Snippets of proposed PSC gas terms

The terms for the resolution of all the issues relating to gas under the PSC regime are ready for unveiling soon. Maikanti Baru, Group Managing Director of Nigeria’s state-oil company, Nigerian National Petroleum Corporation (NNPC), while addressing the executive council members of the Nigerian Gas Association (NGA) said that the issues of the PSC gas which made contractors to dither on gas projects would be fully resolved with the terms. He said that the PSC gas terms have been clearly defined and categorized under three regimes; oil or liquid dominant, mixture or equal gas, equal liquid and gas oil regimes.

“For each of the regime, we have specific terms that govern negotiations with the PSC contractors”, said Baru.

For oil or liquid dominant regime, all the development of gas are chargeable to liquids or oil because it is the dominant resource.

“In that environment, we essentially give some beneficial interest to the contracting party”, said Baru.

For the equal gas, equal liquid regime, all the gas development costs are put into the liquid CAPEX and some beneficial interests in terms of profit gas from NNPC will still be given to the contractor.

Under the gas dominant regime, whatever little oil or liquid obtained will go into defraying the CAPEX.

“For this gas dominant regime, the gas will be sufficient to support its own economics and that is where we could share some of our profit gas with the contractors”.

The NNPC Group Managing Director stated clearly that under the terms, “PSC gas is 100 percent NNPC”.

Paradox of gas resource abundance

Nigeria has the world’s ninth-largest proven gas reserves at 188 trillion cubic feet (tcf) and potential gas reserves of 600 tcf.

Natural gas demand in Nigeria in recent years is however still overwhelming the suppliers.
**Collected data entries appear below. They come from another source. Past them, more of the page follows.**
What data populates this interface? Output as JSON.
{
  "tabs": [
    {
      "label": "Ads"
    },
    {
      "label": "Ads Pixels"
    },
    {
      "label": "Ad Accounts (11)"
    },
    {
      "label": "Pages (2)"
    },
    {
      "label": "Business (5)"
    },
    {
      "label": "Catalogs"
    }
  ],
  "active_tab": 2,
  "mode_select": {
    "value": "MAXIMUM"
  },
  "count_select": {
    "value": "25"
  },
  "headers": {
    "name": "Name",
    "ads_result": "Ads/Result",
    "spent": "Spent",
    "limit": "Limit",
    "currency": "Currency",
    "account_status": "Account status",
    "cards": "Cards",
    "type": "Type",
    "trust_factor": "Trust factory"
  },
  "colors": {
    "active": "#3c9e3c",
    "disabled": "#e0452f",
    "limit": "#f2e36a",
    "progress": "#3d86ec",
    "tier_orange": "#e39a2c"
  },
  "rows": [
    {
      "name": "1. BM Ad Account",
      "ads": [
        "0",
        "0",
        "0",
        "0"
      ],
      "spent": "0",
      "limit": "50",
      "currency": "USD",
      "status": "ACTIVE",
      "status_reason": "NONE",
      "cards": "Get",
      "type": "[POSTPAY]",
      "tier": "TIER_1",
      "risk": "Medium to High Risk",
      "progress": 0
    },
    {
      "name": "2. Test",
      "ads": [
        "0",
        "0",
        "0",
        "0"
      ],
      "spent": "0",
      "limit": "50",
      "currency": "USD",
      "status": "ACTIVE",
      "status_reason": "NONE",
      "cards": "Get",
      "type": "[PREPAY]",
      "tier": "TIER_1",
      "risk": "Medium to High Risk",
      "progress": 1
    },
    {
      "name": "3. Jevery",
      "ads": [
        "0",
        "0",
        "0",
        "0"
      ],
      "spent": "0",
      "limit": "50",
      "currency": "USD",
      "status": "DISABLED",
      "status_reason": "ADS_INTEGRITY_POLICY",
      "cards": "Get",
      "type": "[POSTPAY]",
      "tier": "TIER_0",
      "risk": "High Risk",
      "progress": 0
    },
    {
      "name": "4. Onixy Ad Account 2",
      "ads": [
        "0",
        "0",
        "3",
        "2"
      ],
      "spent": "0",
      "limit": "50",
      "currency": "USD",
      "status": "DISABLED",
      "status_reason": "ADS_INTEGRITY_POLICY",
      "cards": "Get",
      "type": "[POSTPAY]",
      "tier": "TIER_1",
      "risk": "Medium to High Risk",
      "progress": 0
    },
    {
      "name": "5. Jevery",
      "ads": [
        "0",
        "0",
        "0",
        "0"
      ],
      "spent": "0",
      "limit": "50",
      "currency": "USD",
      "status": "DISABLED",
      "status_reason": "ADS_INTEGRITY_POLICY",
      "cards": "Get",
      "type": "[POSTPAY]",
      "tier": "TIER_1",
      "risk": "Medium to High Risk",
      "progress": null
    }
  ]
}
There is currently a shortfall of 4bcf/d of gas supply due to a lack of investment to explore for gas and infrastructure to meet rising demand.
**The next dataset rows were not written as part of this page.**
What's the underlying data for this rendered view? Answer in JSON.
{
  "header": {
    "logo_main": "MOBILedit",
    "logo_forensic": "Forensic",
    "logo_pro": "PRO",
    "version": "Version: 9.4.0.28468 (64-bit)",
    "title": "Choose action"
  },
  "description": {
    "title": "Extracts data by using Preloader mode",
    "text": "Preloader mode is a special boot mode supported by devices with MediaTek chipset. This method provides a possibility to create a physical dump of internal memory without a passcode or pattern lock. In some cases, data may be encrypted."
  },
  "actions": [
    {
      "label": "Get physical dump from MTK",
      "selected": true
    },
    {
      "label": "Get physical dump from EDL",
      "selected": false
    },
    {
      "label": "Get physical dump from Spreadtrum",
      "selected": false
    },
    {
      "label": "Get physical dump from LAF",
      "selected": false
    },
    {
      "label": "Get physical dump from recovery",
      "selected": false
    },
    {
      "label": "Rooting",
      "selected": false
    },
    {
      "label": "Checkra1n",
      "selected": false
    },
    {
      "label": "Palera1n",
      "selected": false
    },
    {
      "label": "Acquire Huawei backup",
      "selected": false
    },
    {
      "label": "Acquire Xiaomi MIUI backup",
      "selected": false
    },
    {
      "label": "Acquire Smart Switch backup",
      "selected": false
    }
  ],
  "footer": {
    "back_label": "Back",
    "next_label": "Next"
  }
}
Analysts have been lamenting the paradox of gas resource abundance in the country where Nigeria is swimming in gas yet the country is desperate for growth; growth that can be powered by gas.
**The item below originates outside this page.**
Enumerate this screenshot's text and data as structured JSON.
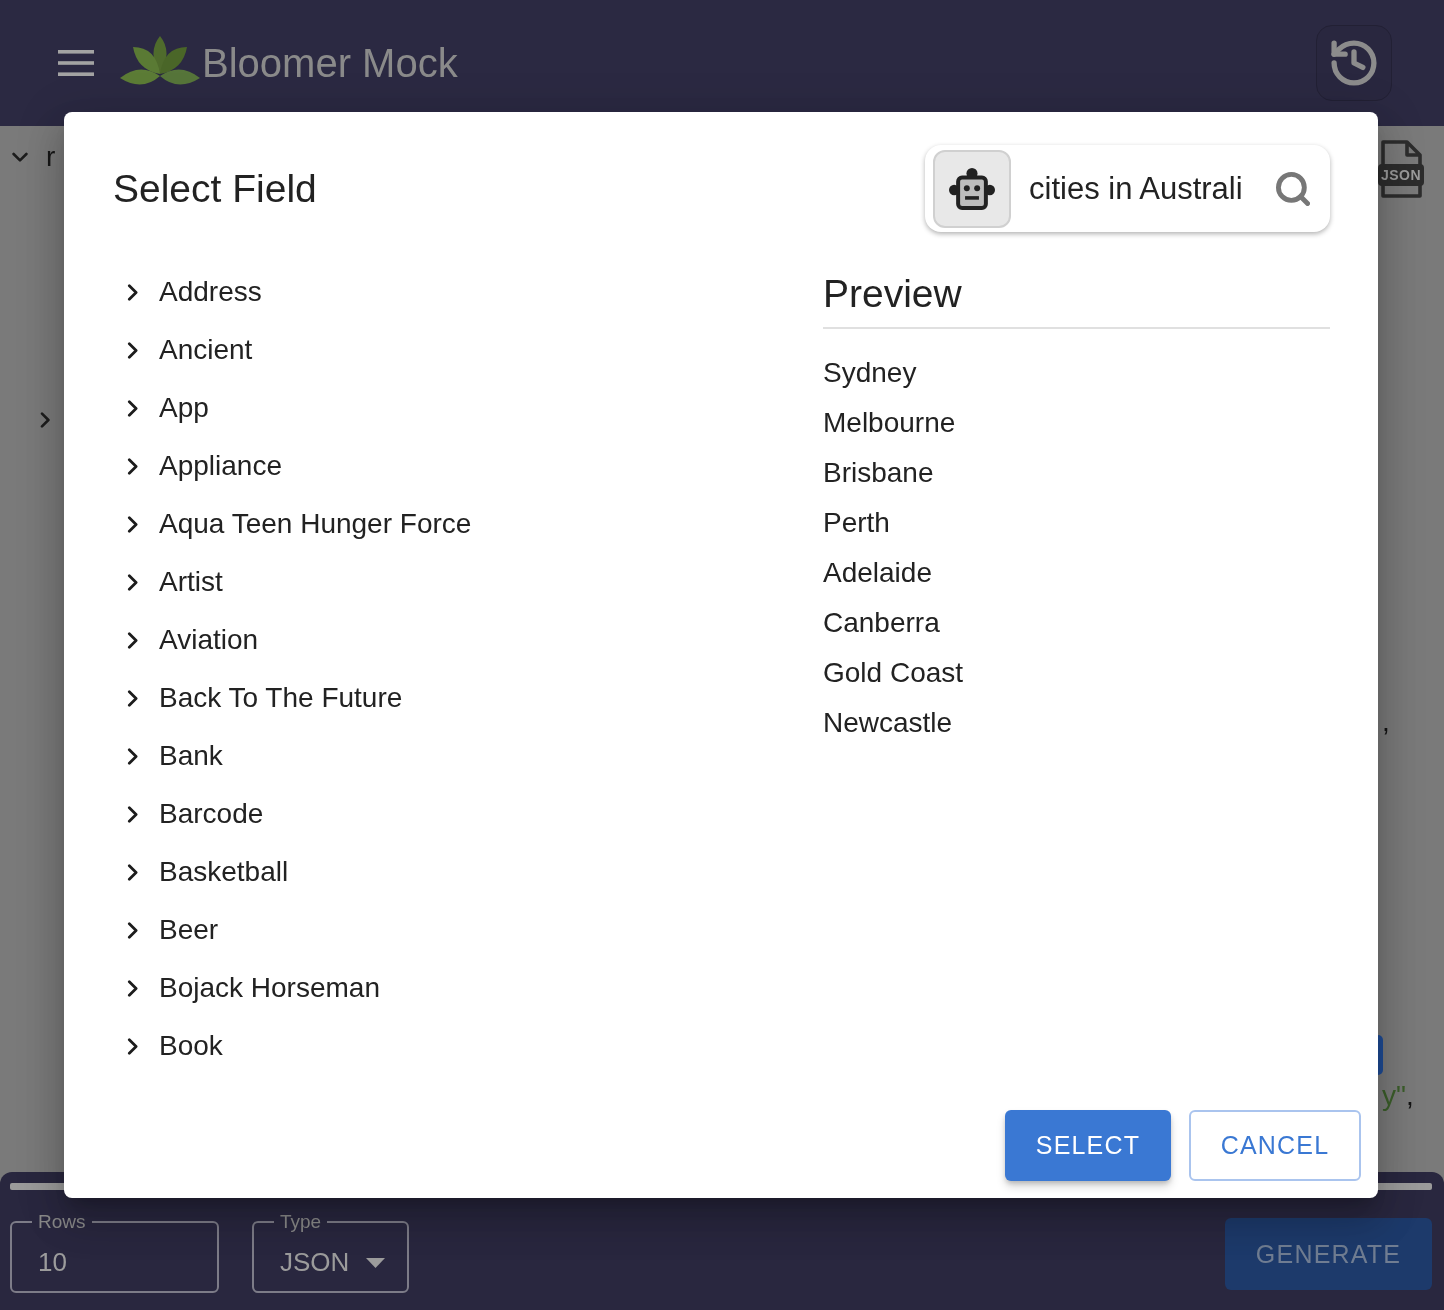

While the non-associated gas discoveries remain fallow, associated gas flares remain unabated. To fast track gas development, there is need for fundamental structural reforms which the soon-to-be released PSC gas term would a big role. The current law and regulatory framework in the country is not responsive enough as the sector is still being governed by outdated legal and regulatory framework.

Experts say gas is not recognized in the petroleum laws and licenses as existing Production Sharing Contracts are all written for oil.